Меня никто специально не спрашивал, так что я, подхватив тюк с выделенным мне шерстяным одеялом и пропахшей потом старой попоной одной из лошади, полез в автобус.
Ночи пока ещё стояли тёплые, и обласканный первыми лучами солнца, просочившимися через конопатые от рыжей грязи стёкла, я уснул.
Глава 5
Где мы с Акселем и Мышиком заставляем дождливый город улыбаться. Где вновь появляются живые статуи, и я пытаюсь разобраться в их намерениях
Утро началось со стука капель по крыше автобуса, с недовольного голоса сверху. В моём сне он низвергался дождём через прореху в крыше автобуса. Я перевернулся на другой бок, разгребая локтями воображаемые потоки воды, и попытался заползти под сиденье. Как я здесь оказался, интересно?.. Засыпал же, вроде, на сидении.

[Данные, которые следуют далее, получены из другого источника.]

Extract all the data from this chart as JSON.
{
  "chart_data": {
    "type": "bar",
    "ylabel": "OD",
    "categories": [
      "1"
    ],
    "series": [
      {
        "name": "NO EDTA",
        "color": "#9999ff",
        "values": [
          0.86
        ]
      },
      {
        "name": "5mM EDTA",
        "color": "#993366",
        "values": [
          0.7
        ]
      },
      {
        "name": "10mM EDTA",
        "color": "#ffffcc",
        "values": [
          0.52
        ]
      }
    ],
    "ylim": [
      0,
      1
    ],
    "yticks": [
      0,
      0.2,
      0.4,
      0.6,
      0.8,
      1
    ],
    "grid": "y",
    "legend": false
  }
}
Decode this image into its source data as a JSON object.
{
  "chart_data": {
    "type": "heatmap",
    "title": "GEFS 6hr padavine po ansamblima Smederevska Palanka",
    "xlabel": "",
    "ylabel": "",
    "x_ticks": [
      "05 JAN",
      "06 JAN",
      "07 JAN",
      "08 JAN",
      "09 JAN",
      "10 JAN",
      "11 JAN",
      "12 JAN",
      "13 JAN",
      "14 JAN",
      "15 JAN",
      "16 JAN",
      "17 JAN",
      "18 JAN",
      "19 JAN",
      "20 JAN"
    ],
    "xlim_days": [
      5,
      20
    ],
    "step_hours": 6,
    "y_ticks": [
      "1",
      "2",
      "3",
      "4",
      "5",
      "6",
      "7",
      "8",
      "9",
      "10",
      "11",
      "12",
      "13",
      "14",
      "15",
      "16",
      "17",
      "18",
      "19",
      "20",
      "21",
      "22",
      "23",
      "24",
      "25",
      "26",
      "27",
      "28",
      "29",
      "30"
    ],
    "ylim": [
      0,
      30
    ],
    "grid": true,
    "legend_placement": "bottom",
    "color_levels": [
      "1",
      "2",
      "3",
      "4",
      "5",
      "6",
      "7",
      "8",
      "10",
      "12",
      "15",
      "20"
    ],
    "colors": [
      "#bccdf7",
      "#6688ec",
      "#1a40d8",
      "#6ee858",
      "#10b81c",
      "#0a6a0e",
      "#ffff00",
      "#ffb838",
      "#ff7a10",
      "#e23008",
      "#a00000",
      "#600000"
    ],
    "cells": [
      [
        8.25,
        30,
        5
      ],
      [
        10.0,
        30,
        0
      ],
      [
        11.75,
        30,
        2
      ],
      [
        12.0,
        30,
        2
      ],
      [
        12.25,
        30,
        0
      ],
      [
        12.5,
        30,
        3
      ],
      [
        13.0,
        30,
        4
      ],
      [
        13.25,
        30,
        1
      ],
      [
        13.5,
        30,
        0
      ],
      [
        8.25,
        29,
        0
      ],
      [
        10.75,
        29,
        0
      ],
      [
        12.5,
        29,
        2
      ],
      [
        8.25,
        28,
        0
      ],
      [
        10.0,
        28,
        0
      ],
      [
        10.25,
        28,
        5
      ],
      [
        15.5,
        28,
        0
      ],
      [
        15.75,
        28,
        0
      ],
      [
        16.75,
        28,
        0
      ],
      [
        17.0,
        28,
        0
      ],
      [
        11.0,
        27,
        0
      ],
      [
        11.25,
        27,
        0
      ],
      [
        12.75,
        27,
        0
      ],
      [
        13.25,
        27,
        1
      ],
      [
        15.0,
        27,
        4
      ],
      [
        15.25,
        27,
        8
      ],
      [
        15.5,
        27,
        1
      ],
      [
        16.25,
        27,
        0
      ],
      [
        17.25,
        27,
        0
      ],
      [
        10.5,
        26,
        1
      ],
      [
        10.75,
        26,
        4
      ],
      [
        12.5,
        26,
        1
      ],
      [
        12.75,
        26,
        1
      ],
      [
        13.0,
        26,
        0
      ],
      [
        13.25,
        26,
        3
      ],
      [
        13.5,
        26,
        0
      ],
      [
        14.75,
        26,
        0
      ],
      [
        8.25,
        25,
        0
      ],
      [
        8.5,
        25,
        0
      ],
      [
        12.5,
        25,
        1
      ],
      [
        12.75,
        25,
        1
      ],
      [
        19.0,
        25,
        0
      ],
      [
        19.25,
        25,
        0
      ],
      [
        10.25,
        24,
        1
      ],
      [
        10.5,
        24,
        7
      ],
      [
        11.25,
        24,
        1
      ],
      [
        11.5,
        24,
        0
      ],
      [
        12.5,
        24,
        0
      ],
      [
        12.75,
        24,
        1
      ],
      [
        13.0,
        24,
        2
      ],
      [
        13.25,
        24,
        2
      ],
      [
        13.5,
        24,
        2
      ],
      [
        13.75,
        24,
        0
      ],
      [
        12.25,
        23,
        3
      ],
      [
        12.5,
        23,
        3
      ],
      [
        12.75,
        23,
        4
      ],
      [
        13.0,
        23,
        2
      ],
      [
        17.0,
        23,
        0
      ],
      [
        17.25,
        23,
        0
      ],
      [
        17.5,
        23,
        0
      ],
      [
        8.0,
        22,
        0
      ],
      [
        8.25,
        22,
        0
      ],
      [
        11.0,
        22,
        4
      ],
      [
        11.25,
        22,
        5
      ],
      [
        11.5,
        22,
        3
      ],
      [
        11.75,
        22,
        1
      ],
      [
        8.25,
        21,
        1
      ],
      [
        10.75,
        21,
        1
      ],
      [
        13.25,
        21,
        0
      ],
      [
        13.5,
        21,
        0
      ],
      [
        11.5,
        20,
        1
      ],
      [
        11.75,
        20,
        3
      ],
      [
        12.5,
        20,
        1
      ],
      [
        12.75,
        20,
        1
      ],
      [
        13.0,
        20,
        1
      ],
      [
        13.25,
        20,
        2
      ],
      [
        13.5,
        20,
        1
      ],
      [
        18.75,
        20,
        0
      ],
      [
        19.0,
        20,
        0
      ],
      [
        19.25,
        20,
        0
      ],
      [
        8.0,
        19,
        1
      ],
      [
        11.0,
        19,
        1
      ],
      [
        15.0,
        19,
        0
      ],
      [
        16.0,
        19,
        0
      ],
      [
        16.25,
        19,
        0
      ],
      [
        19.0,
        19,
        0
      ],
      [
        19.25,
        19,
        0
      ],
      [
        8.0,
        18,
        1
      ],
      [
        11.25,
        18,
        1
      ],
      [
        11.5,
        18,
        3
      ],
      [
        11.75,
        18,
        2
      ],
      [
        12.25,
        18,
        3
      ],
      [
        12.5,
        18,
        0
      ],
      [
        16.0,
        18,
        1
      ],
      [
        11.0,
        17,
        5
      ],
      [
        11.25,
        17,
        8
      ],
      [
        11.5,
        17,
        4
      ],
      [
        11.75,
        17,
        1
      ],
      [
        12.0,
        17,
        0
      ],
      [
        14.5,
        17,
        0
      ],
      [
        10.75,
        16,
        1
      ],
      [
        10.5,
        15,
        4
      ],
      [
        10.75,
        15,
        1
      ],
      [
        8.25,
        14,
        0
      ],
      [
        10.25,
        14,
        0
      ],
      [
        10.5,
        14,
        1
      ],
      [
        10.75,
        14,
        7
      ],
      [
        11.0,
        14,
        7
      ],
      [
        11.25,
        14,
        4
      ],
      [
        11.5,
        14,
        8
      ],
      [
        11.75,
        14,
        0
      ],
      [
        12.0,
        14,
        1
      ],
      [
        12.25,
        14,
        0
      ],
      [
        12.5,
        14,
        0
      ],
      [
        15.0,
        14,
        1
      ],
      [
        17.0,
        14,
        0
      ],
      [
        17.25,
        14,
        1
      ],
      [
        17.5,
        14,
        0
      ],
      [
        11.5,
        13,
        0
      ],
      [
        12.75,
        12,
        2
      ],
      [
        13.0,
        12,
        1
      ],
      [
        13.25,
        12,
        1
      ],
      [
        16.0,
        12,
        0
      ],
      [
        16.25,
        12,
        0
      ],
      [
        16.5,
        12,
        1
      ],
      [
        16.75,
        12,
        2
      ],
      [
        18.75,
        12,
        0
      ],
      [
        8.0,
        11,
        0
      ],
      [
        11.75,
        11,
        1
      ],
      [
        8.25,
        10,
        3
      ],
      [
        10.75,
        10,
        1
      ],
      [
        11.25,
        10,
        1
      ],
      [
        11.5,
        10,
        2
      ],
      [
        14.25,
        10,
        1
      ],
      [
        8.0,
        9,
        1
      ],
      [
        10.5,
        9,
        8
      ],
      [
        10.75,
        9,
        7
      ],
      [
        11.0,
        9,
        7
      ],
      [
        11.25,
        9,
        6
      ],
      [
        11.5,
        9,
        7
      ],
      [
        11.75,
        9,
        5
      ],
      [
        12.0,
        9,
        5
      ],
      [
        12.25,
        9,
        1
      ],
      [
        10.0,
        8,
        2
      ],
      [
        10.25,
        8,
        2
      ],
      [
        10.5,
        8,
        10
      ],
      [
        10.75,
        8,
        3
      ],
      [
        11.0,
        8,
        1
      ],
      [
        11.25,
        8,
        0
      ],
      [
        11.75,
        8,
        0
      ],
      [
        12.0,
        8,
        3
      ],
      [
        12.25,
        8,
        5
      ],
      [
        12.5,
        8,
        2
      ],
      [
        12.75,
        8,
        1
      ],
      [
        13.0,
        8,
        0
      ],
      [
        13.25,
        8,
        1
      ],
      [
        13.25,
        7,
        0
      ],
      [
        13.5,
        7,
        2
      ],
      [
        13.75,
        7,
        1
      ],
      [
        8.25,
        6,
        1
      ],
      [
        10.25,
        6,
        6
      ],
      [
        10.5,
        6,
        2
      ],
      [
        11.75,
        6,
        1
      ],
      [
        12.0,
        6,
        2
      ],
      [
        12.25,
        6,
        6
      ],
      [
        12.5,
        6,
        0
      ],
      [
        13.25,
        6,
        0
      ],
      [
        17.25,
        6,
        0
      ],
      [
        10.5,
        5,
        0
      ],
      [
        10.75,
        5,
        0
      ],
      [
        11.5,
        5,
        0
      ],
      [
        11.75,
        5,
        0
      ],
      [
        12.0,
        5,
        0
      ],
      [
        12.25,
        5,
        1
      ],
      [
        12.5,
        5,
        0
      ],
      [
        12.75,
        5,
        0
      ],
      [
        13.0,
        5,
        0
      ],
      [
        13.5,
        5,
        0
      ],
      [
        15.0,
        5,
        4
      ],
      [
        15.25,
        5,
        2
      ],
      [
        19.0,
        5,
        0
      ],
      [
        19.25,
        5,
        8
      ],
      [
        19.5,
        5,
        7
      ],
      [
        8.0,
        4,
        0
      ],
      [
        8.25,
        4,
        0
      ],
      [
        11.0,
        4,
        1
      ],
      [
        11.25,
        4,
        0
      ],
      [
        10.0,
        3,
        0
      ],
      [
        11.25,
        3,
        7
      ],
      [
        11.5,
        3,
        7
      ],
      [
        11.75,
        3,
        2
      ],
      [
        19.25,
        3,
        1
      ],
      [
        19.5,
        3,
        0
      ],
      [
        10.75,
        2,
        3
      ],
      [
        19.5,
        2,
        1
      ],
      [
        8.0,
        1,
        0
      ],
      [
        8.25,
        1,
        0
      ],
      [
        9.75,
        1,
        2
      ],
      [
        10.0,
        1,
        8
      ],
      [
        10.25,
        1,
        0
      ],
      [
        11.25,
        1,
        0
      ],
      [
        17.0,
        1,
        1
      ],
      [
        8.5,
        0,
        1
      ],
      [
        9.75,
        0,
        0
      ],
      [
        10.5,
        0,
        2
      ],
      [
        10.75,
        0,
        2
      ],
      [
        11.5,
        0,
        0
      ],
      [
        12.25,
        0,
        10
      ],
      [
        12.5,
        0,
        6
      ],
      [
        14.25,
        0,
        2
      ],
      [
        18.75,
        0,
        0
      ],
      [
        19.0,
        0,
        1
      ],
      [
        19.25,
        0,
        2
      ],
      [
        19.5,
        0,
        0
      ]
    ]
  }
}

Хотя нет, не интересно. Всё тело ноет после бессонной ночи. Когда же в конце концов закончится этот крикливый дождь?
Получил чувствительный тычок под рёбра и наконец окончательно проснулся.
— Я тебе дам «сходи на завтрак за меня!». Я тебе не «Кирилл», и «бутер» тебе не «притащу», понял?
— Я так говорил? Извини… — Я сел, отчаянно пытаясь выковырять костяшками пальцев из-под век глаза. — На Кирилла ты не похожа.
Марина возвышалась надо мной, уперев руки в бока. Мешковатые рабочие штаны на лямках, в которых тонуло её долговязое тело, казались мне космическим скафандром. Ноги упакованы в блестящие резиновые сапоги, в которых, наверное, можно запросто гулять по Венере, а вот на плечах, помимо мокрой маечки, никакой защиты от непогоды не было.
— То-то же.
— Никак не похожа, — протянул я заунывно. — Он добрый. Он бы принёс мне бутерброд.
Сопровождаемый пинками и руганью, я вылетел наружу.
Кроссовки тут же промокли от влаги. Лужи цветом были похожи на блестящие шарики ртути, которые получаются, когда ненароком разобьёшь градусник. Свинцовое небо в них было уныло-беспросветным. Кажется, некий исполинский портной, одевающий планету в её мешковатый наряд, заметил дыру над праздничным городом и решил её заштопать.